Quel est l’objectif de ces grands dirigeants ?

Contrairement à ce que l’on pourrait croire, ils ne sont pas tous dans un désir de reconnaissance personnelle ou de prestige. Il ne s’agit pas seulement de se mettre en avant et de se regarder dans un miroir. Au contraire, la plupart sont bien souvent motivés par des objectifs qui les dépassent. Il peut s’agir de défendre une cause, de promouvoir des idées innovantes, de contribuer au débat public, mais toujours avec l’objectif de servir le bien commun. C’est ce qui rend mon travail enrichissant. Chaque mot que je les aide à porter peut faire une différence. Évidemment, beaucoup font appel à des ghostwriters pour attirer des prospects, vendre davantage, mais ce n’est pas la même stratégie, ni la même approche.

Pourquoi garder l’anonymat dès lors ?

Je rêve du jour où l’un de mes clients osera dire : « je fais appel à un ghostwriter ». J’ai moi-même du mal à comprendre cette confidentialité. Je pense que le marché n’est pas encore mûr. On entend très souvent que ces gens seraient malintentionnés ou des imposteurs. Cette critique repose sur une mécompréhension du métier.

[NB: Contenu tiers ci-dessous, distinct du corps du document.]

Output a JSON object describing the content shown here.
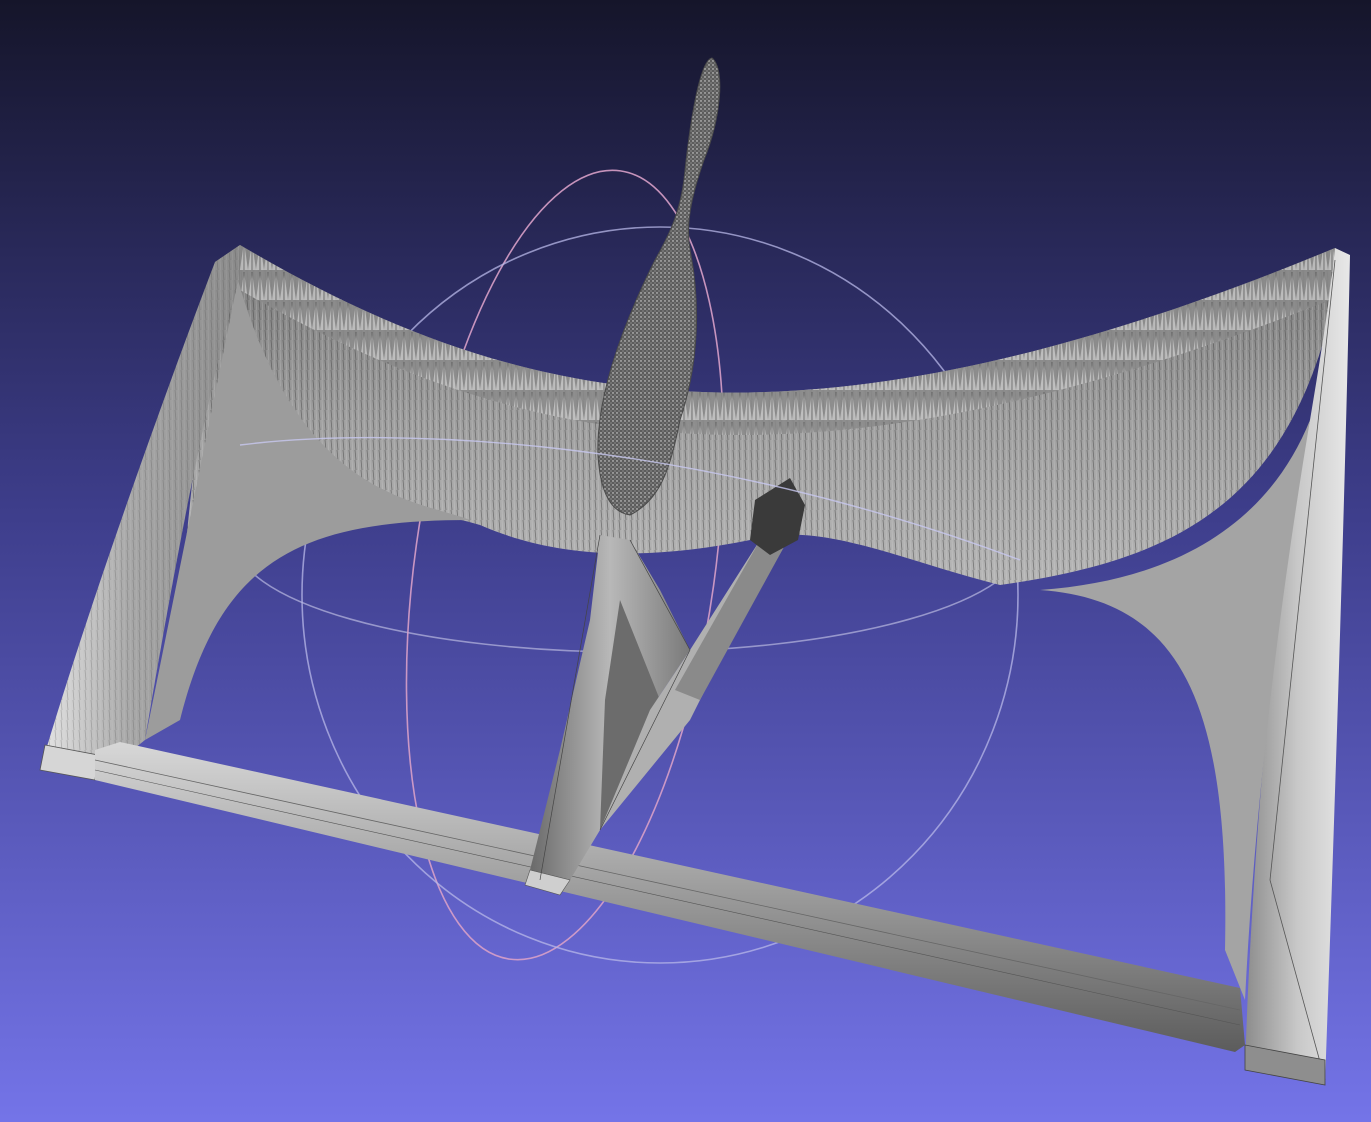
{
  "viewer": {
    "colors": {
      "background_top": "#15152a",
      "background_mid": "#3f3f8c",
      "background_bottom": "#7373e6",
      "mesh_light": "#d9d9d9",
      "mesh_mid": "#9e9e9e",
      "mesh_dark": "#5a5a5a",
      "wire": "#3a3a3a",
      "trackball_x": "#e0a0c8",
      "trackball_y": "#a8a8d8",
      "trackball_z": "#c0c0f0"
    },
    "icons": {
      "trackball": "trackball-gizmo-icon"
    }
  }
}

Mes clients sont profondément investis dans le processus de réflexion et d’écriture. Ils ne me tendent pas les clefs de leur Linkedin en me lançant “on se revoit dans 3 mois”. Chaque post, article ou discours est le fruit d’une profonde réflexion et d’un partage d’idées.

C’est un travail en duo, mon métier leur donne simplement les moyens de construire leurs idées de façon plus efficace, mais toujours en connexion avec leurs propres voix et visions. Ce n’est pas de la triche, c’est du bon sens. Dans le monde de mes clients, cette démarche est devenue aussi nécessaire que de confier sa comptabilité à un comptable. Pourtant, la pratique reste encore tabou pour le moment.

Quel rôle joue LinkedIn dans le monde professionnel actuel ?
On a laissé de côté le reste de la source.